If you want something to happen at the team level, you simply need all the individuals on the team to agree to the experiment or intervention. At the organizational level, you require multiple teams and multiple managers, leadership teams and executives to agree to the proposal.
Each of these individuals within the chain of command have competing priorities and are not always available so that you can walk them through your concept or idea.
Your proposal may also serve the local environment but fall short of the bigger picture which the leadership teams are trying to achieve so you may find that your proposed ideas and concepts need to be reworked, adjusted and presented on multiple different occasions.
In the event that your concept or idea is adopted, you need to wait significantly longer for multiple teams to implement and execute against that idea, and you need to wait longer for the results of those efforts to come back to you.
It also takes more time to compile all the evidence in a coherent fashion and evaluate whether your intervention has helped the organisation achieve a short-term, medium-term or long-term goal.
Some of the programmes you work on take years to complete. Some of the portfolios you are a part of take several years to implement let alone know whether it is the correct course of action or not.
Many of the programmes I am involved in today take a significant amount of time to justify.
We can’t simply walk in and make changes across the organisation based on a hypothesis. We first need to test that hypothesis at the local level with pilots and experiments before we can take what we have learned and apply that to the next level.
We run multiple experiments and use that data and evidence to inform which direction of travel we need to follow, and which elements need to be abandoned.
We also need to present that evidence to leadership teams and executives to achieve buy-in for a proposed direction of travel.
Each experiment takes time, and for that pilot or experiment to succeed, it requires tweaks and adjustments before we can see what is performing versus what isn’t performing. This takes time too.
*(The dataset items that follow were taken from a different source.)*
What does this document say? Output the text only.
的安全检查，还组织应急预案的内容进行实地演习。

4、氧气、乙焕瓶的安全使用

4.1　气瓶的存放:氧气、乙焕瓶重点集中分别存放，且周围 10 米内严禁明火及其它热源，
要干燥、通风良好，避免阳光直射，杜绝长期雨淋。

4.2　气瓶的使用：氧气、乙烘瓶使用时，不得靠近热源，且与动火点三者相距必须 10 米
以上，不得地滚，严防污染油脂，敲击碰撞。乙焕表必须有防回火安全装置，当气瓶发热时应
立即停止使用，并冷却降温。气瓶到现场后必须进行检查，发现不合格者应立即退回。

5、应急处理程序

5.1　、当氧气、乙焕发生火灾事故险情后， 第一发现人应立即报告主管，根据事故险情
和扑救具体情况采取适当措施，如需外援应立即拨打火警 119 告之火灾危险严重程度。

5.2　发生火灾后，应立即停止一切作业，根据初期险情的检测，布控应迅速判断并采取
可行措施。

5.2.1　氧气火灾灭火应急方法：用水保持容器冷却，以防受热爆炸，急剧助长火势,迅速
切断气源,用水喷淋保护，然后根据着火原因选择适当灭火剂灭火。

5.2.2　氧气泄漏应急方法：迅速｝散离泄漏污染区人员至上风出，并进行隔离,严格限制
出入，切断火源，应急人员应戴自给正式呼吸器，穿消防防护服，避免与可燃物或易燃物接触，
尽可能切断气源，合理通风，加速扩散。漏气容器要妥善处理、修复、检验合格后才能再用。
It takes a great deal of patience to work through the process and slowly check each box before progressing to the next level, based on evidence rather than hypotheses, and repeat the process for each new rung you climb on the organizational ladder.
Performance over time
One of the pilots I was a part of involved the HR department of a large organisation.
The experiment needed to run for long enough to prove or disprove the hypothesis and it also needed to have multiple implementations to test whether we achieved critical mass with this intervention or not.
Because you are dealing with people’s performance within a working environment, it is critical that you observe a great deal of rules, regulations and established guidelines. It needs to be scientific, and it needs to run for a significant period of time before you can conclude that it is successful or not.
Again, this takes patience and close attention to detail over prolonged periods of time.
So, in closing, I would say that patience is one of the most important traits for an Agile coach and something you need to invest a great deal of time and effort mastering.